Alban Nikolai Herbst: Misère de la musique (9/9)

L’escouade enfonça la porte. Instinctivement, Madame Marx s’interposa entre les assaillants et Silvia Weinbrenner. Quelques balles fusèrent et la vieille femme fut touchée. Elle se recroquevilla sans une plainte. La jeune femme était à genoux près du corps et sur ses cuisses reposait la tête de Kastendieck : elle serrait ses tempes dans le creux de ses mains.
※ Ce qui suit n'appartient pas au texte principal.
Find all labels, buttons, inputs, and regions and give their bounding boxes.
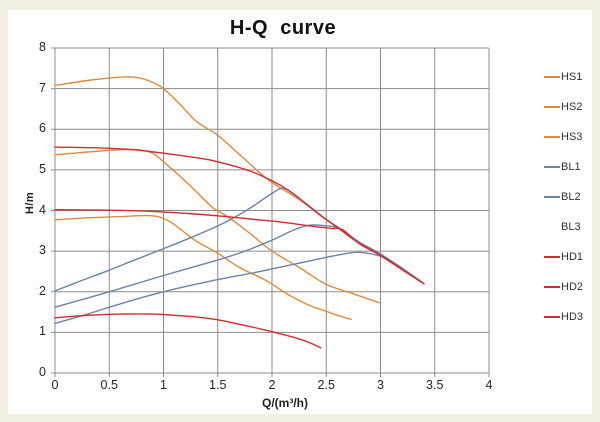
legend-label-BL2: BL2	[561, 191, 581, 203]
legend-item-BL2: BL2	[544, 190, 581, 204]
legend-label-BL1: BL1	[561, 161, 581, 173]
legend-line-BL1	[544, 166, 560, 168]
legend-line-HD2	[544, 286, 560, 288]
legend-label-HS3: HS3	[561, 131, 583, 143]
chart-title: H-Q curve	[229, 17, 337, 39]
chart-panel	[8, 10, 592, 414]
curve-HS3	[54, 214, 352, 321]
legend-item-BL1: BL1	[544, 160, 581, 174]
x-tick-label-1: 1	[160, 378, 167, 392]
x-axis-label: Q/(m³/h)	[262, 396, 308, 410]
legend-line-HS2	[544, 106, 560, 108]
y-tick-label-0: 0	[39, 365, 46, 379]
x-tick-label-2: 2	[268, 378, 276, 392]
y-tick-label-3: 3	[39, 243, 46, 258]
legend-line-HS1	[544, 76, 560, 78]
legend-item-HD3: HD3	[544, 310, 583, 324]
y-tick-label-7: 7	[39, 80, 46, 95]
legend-line-HD1	[544, 256, 560, 258]
legend-label-HD1: HD1	[561, 251, 584, 263]
y-tick-label-6: 6	[39, 121, 46, 136]
curve-BL3	[54, 251, 414, 325]
y-tick-label-8: 8	[39, 40, 46, 54]
legend-label-BL3: BL3	[561, 221, 581, 233]
y-tick-label-5: 5	[39, 161, 46, 176]
legend-item-HD2: HD2	[544, 280, 583, 294]
x-tick-label-3: 3	[377, 378, 384, 392]
curve-HD3	[54, 313, 322, 349]
legend-line-BL2	[544, 196, 560, 198]
legend-label-HS1: HS1	[561, 71, 583, 83]
legend-line-HS3	[544, 136, 560, 138]
legend-item-HS2: HS2	[544, 100, 582, 114]
legend-label-HD3: HD3	[561, 311, 584, 323]
x-tick-label-0.5: 0.5	[100, 378, 118, 392]
legend-line-HD3	[544, 316, 560, 318]
legend-item-BL3: BL3	[544, 220, 581, 234]
y-tick-label-2: 2	[39, 283, 46, 298]
x-tick-label-3.5: 3.5	[426, 378, 444, 392]
y-tick-label-4: 4	[39, 202, 46, 217]
x-tick-label-1.5: 1.5	[209, 378, 227, 392]
legend-item-HS1: HS1	[544, 70, 582, 84]
y-tick-label-1: 1	[39, 324, 46, 339]
legend-item-HD1: HD1	[544, 250, 583, 264]
legend-item-HS3: HS3	[544, 130, 582, 144]
curve-HD2	[54, 209, 425, 285]
legend-label-HS2: HS2	[561, 101, 583, 113]
x-tick-label-2.5: 2.5	[317, 378, 335, 392]
x-tick-label-0: 0	[51, 378, 59, 392]
x-tick-label-4: 4	[485, 378, 493, 392]
legend-label-HD2: HD2	[561, 281, 584, 293]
Elle se résolut à lever les yeux, le regard perdu dans le lointain.
– Je ne sais pas, dit-elle, il est mort simplement comme ça entre mes mains.
Avec soin, elle posa la tête à côté d’elle, se redressa et jeta un regard glacé dans la pièce.
– Il m’a aimée, je tenais à vous le dire.
Sans se préoccuper davantage du corps, Silvia Weinbrenner se fraya un chemin à travers les hommes en armes qui s’écartèrent respectueusement pour la laisser sortir. Une volée de pigeons blancs se bousculèrent dans leur envol. Des cris de joie accueillirent la jeune femme, mais elle parut n’y prêter aucune attention. Lorsque son mari se précipita à sa rencontre, elle ne le reconnut pas.

Epilogue

Silvia Weinbrenner garda le silence sur ce qui s’était passé dans la petite pièce. Elle quitta la ville sans jamais retourner dans ses foyers. Depuis, son mari estime qu’il n’y a rien de plus affreux que la musique.